Estratégias preventivas podem preservar a cognição
e a autonomia na pessoa idosa e
promover um cérebro saudável, especialmente por meio da estimulação cognitiva
Para a Organização Mundial de Saúde (OMS), até 2030, 1 em cada 6 pessoas no
mundo terá 60 anos ou mais. Neste momento, a parcela da população com 60 anos
ou mais aumentará de 1 bilhão em 2020 para 1,4 bilhão. Até 2050, a população
mundial de pessoas com 60 anos ou mais vai dobrar (2,1 bilhões). Espera-se que
o número de pessoas com 80 anos ou mais triplique entre 2020 e 2050, chegando a
426 milhões1. Diante dessa constatação, eis um grande desafio
global: o que pode ser feito para a população idosa?
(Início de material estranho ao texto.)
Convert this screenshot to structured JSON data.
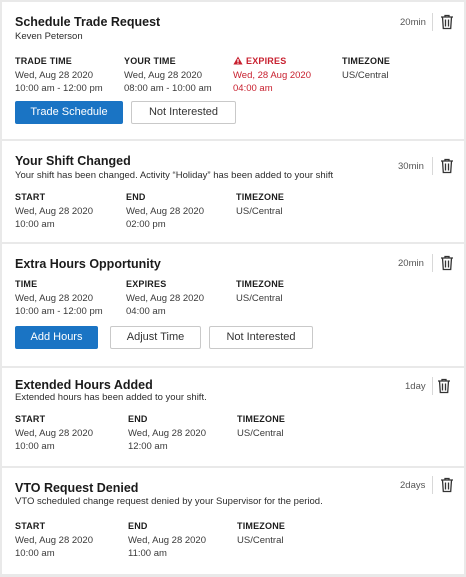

Uma das ações efetivas está junto do Dia Mundial do Cérebro, celebrado no dia 22 de julho pela Federação Mundial de Neurologia (FMN), tem como objetivo promover a conscientização e defesa dos temas relativos à saúde do cérebro. Mais que cuidar, um dos grandes objetivos é, sem dúvida, nos proteger e prevenir de tantas questões que podem interferir para um cérebro saudável, principalmente da população idosa e ainda mais na população superidosa (acima de 80 anos).
Além de atividade física regular, sono reparador, alimentação adequada, cuidado
com a saúde mental entre outros fatores, um aspecto que pesquisadores de todo
mundo tem observado é que como a estimulação cognitiva pode manter o cérebro
ativo, desafia diferentes funções mentais como atenção, memória, linguagem,
concentração, raciocínio e até mesmo resolução de problemas.
Envelhecimento saudável e estimulação cognitiva
Em resumo: da mesma forma que os músculos se beneficiam do exercício físico, o cérebro tende a funcionar melhor quando é devidamente estimulado por meio de exercícios de cálculos mentais (como ábaco), jogos de tabuleiros, cartas e atividades socio-interativas, as quais têm apresentado diferenciais para um envelhecimento saudável e com comprovação científica. “A estimulação cognitiva me conscientizou sobre os mecanismos do cérebro, me abriu novos horizontes, estou muito mais atenta e posso afirmar que me transformou, de fato. Ajuda muito todos e recomendo”, diz Yara Nunes Galvão, com 101 anos de idade, professora de música e aluna do Supera, em São Paulo.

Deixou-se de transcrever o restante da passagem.